Puigdemont acepta las elecciones del 21-D pero seguirá en Bruselas hasta tener “seguridad”

Carles Puigdemont no volverá a España hasta que no considere que existen «garantías de imparcialidad» para ser juzgado y la amenaza cierta de una larga condena de cárcel es el motivo central de su huida.
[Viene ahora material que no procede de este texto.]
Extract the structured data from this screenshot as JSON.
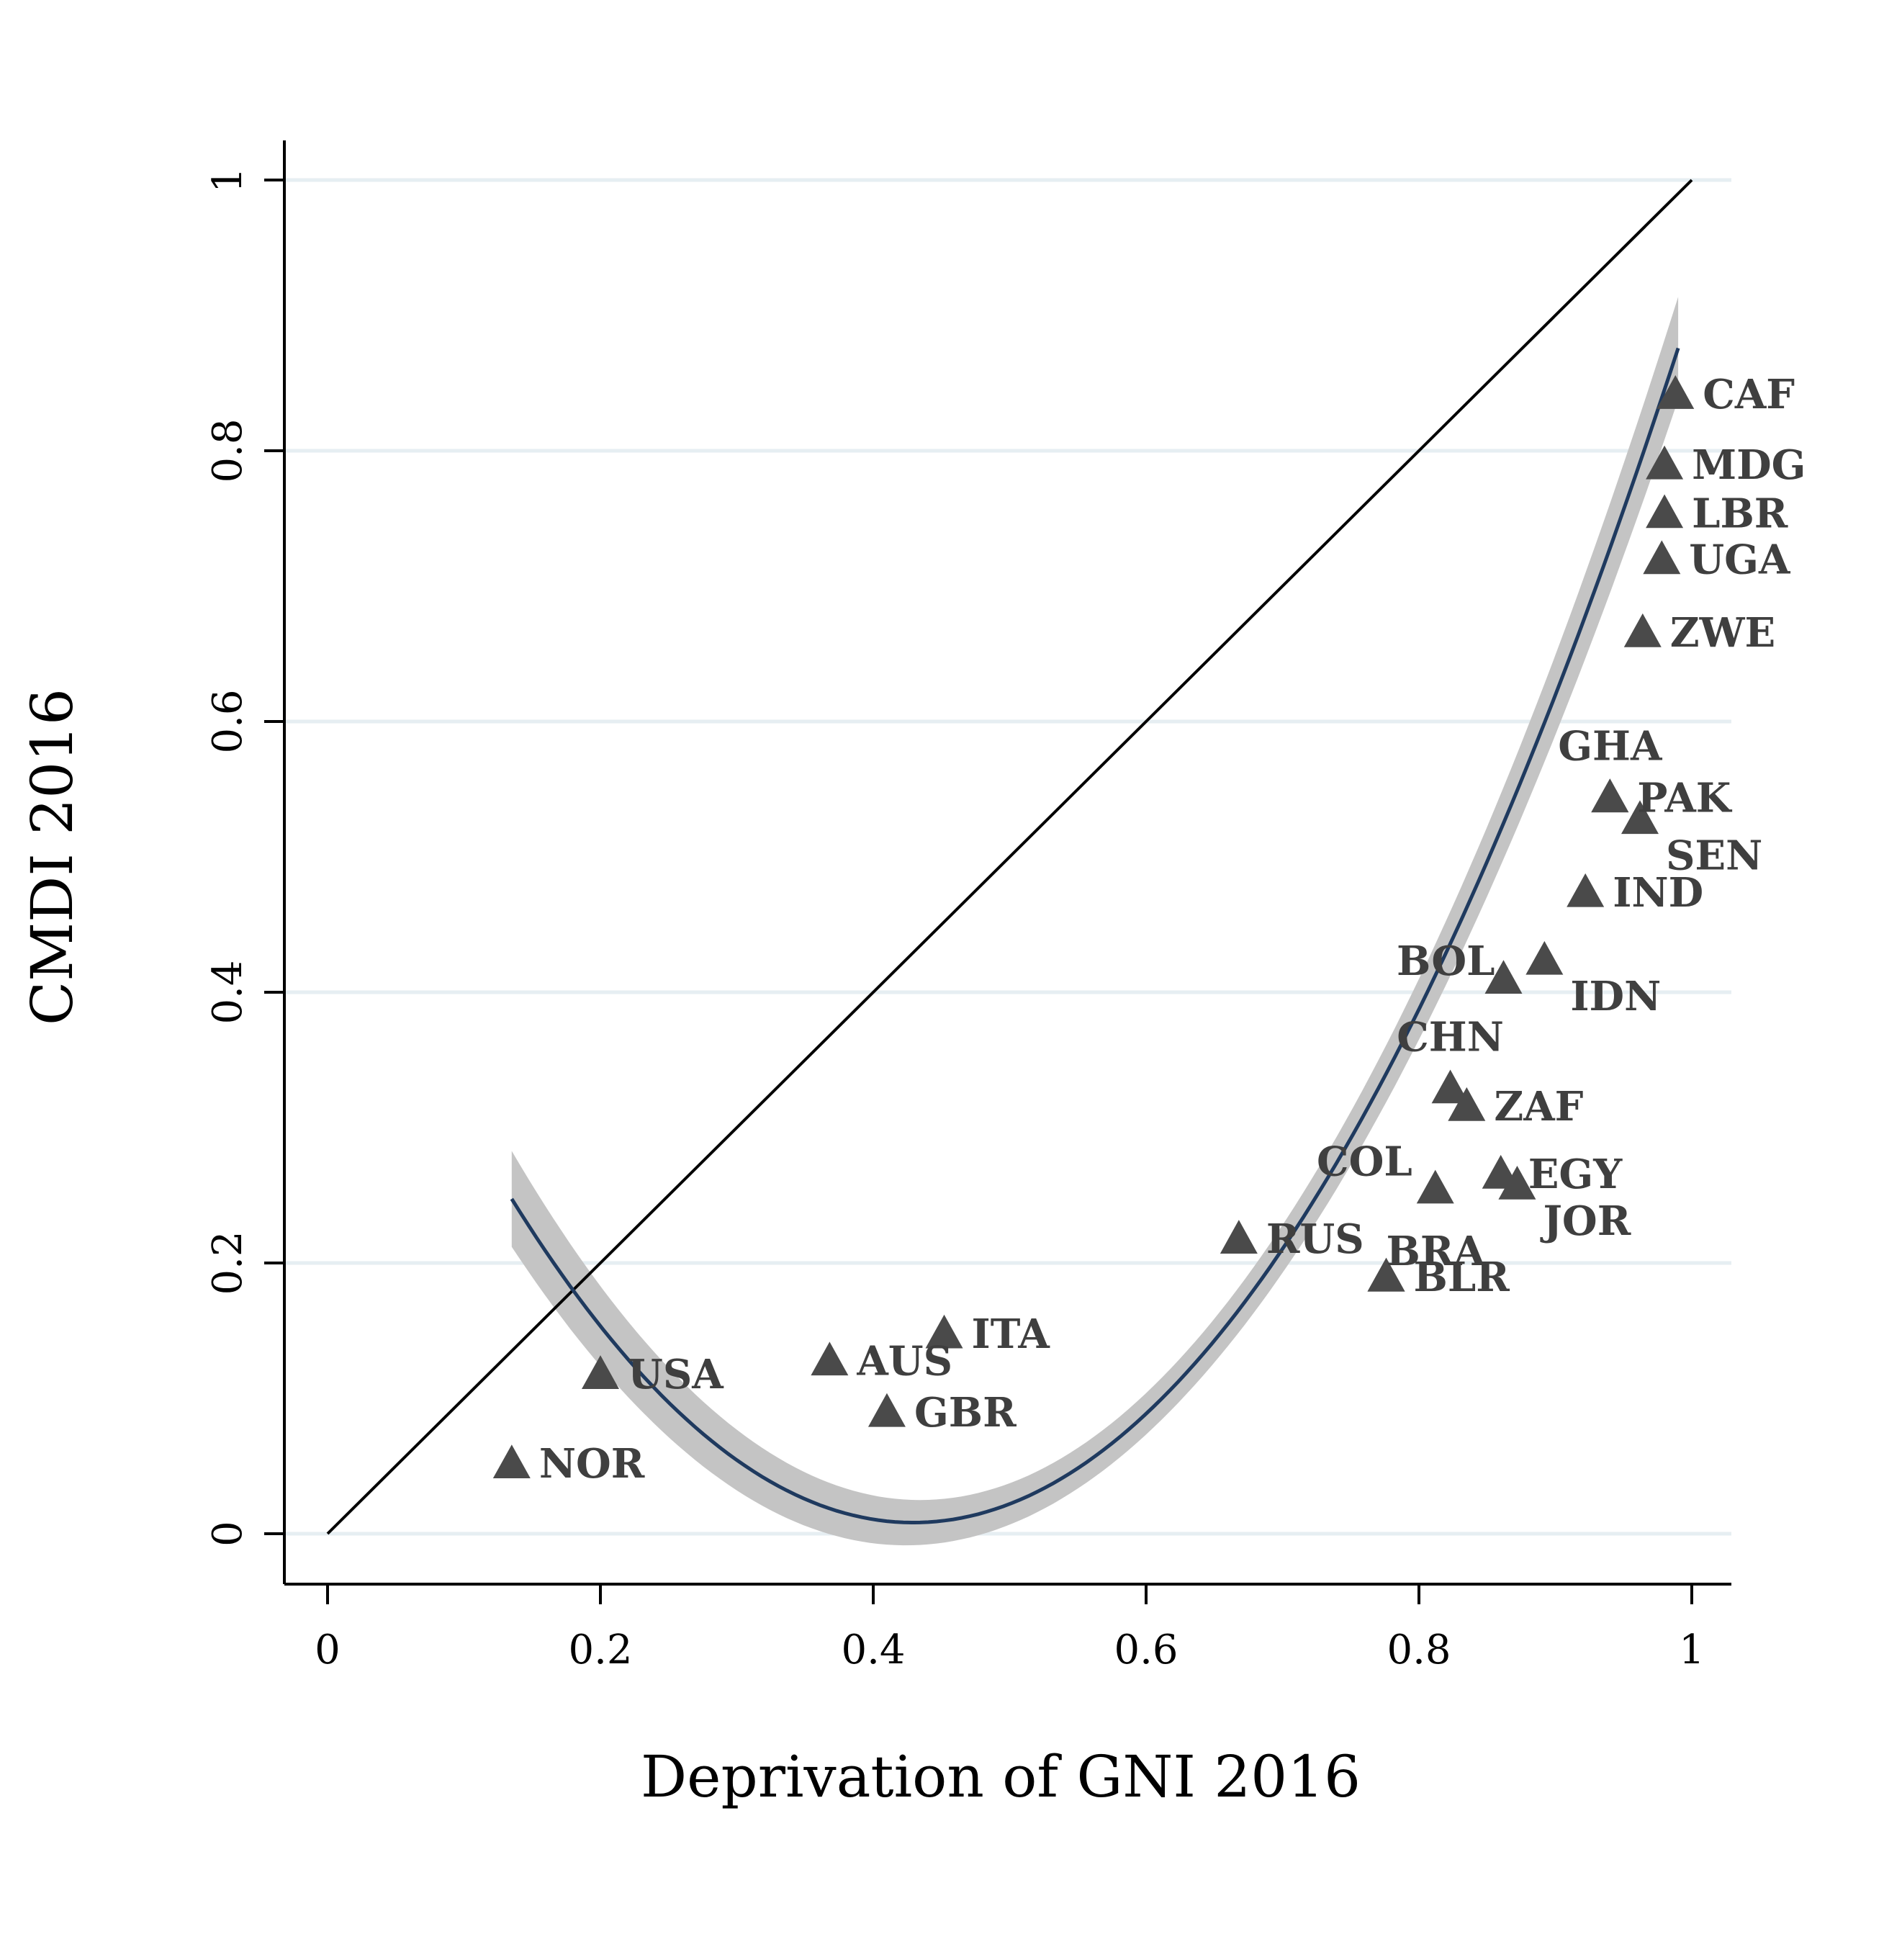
{
  "chart_data": {
    "type": "scatter",
    "title": "",
    "xlabel": "Deprivation of GNI 2016",
    "ylabel": "CMDI 2016",
    "xlim": [
      0,
      1
    ],
    "ylim": [
      0,
      1
    ],
    "xticks": [
      {
        "value": 0,
        "label": "0"
      },
      {
        "value": 0.2,
        "label": "0.2"
      },
      {
        "value": 0.4,
        "label": "0.4"
      },
      {
        "value": 0.6,
        "label": "0.6"
      },
      {
        "value": 0.8,
        "label": "0.8"
      },
      {
        "value": 1,
        "label": "1"
      }
    ],
    "yticks": [
      {
        "value": 0,
        "label": "0"
      },
      {
        "value": 0.2,
        "label": "0.2"
      },
      {
        "value": 0.4,
        "label": "0.4"
      },
      {
        "value": 0.6,
        "label": "0.6"
      },
      {
        "value": 0.8,
        "label": "0.8"
      },
      {
        "value": 1,
        "label": "1"
      }
    ],
    "grid": "horizontal",
    "reference_line": {
      "name": "45-degree line",
      "from": [
        0,
        0
      ],
      "to": [
        1,
        1
      ],
      "color": "#000000"
    },
    "fit": {
      "name": "quadratic fit with confidence interval",
      "type": "quadratic",
      "x_range": [
        0.135,
        0.99
      ],
      "coefficients": {
        "a": 2.76,
        "b": -2.37,
        "c": 0.517
      },
      "ci_half_width": 0.015,
      "line_color": "#1f3a5f",
      "band_color": "#c4c4c4"
    },
    "series": [
      {
        "name": "countries",
        "marker": "triangle",
        "color": "#4a4a4a",
        "points": [
          {
            "label": "NOR",
            "x": 0.135,
            "y": 0.052,
            "label_pos": "right"
          },
          {
            "label": "USA",
            "x": 0.2,
            "y": 0.118,
            "label_pos": "right"
          },
          {
            "label": "AUS",
            "x": 0.368,
            "y": 0.128,
            "label_pos": "right"
          },
          {
            "label": "GBR",
            "x": 0.41,
            "y": 0.09,
            "label_pos": "right"
          },
          {
            "label": "ITA",
            "x": 0.452,
            "y": 0.148,
            "label_pos": "right"
          },
          {
            "label": "RUS",
            "x": 0.668,
            "y": 0.218,
            "label_pos": "right"
          },
          {
            "label": "BLR",
            "x": 0.776,
            "y": 0.19,
            "label_pos": "right"
          },
          {
            "label": "BRA",
            "x": 0.776,
            "y": 0.19,
            "label_pos": "above-right"
          },
          {
            "label": "COL",
            "x": 0.812,
            "y": 0.255,
            "label_pos": "above-left"
          },
          {
            "label": "EGY",
            "x": 0.86,
            "y": 0.266,
            "label_pos": "right"
          },
          {
            "label": "JOR",
            "x": 0.872,
            "y": 0.258,
            "label_pos": "below-right"
          },
          {
            "label": "ZAF",
            "x": 0.835,
            "y": 0.316,
            "label_pos": "right"
          },
          {
            "label": "CHN",
            "x": 0.823,
            "y": 0.329,
            "label_pos": "above"
          },
          {
            "label": "BOL",
            "x": 0.862,
            "y": 0.41,
            "label_pos": "left"
          },
          {
            "label": "IDN",
            "x": 0.892,
            "y": 0.424,
            "label_pos": "below-right"
          },
          {
            "label": "IND",
            "x": 0.922,
            "y": 0.474,
            "label_pos": "right"
          },
          {
            "label": "SEN",
            "x": 0.962,
            "y": 0.528,
            "label_pos": "below-right"
          },
          {
            "label": "PAK",
            "x": 0.94,
            "y": 0.544,
            "label_pos": "right"
          },
          {
            "label": "GHA",
            "x": 0.94,
            "y": 0.544,
            "label_pos": "above"
          },
          {
            "label": "ZWE",
            "x": 0.964,
            "y": 0.666,
            "label_pos": "right"
          },
          {
            "label": "UGA",
            "x": 0.978,
            "y": 0.72,
            "label_pos": "right"
          },
          {
            "label": "LBR",
            "x": 0.98,
            "y": 0.754,
            "label_pos": "right"
          },
          {
            "label": "MDG",
            "x": 0.98,
            "y": 0.79,
            "label_pos": "right"
          },
          {
            "label": "CAF",
            "x": 0.988,
            "y": 0.842,
            "label_pos": "right"
          }
        ]
      }
    ]
  }
}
En una estrambótica rueda de prensa en la sede de un club privado en Bruselas el expresidente de la Generalitat dijo que su salida de España obedece a un plan pergeñado el pasado viernes cuyo objetivo sería «evidenciar el problema catalán en el corazón de Europa» y denunciar «la politización de la justicia española, su voluntad de perseguir ideas y no delitos y para evidenciar ante todo el mundo el grave déficit democrático en España».

Aunque se sigue considerando como presidente de la Generalitat de Cataluña, asegura que no tiene intención de huir de la justicia, pero al mismo tiempo insiste en que cree que no existen condiciones para volver a España porque ahora se siente amenazado tanto por «grupos violentos» que no identificó, como por la justicia, a la que acusa de estar actuando por venganza. «No estoy aquí para pedir asilo político, sino porque es la capital de Europa. Estoy aquí para actuar con libertad y seguridad».

El que fuera presidente autonómico de Cataluña hasta el viernes ha asegurado que una parte del exgobierno catalán seguirá en Bélgica -a la par que otros exconsejeros, con Oriol Junqueras, al frente, «seguirán trabajando» desde Cataluña- para «poder trabajar en libertad y con seguridad». De hecho, Junqueras y los cuatros consellers también cesados Jordi Turull, Josep Rull, Carles Mundó y Raül Romeva se han reunido a las 13.45 horas de este martes en la sala 9 del Parlament. Es la primera reunión pública del Govern desde que el viernes de la semana pasada fuera cesado al completo por el presidente del Gobierno.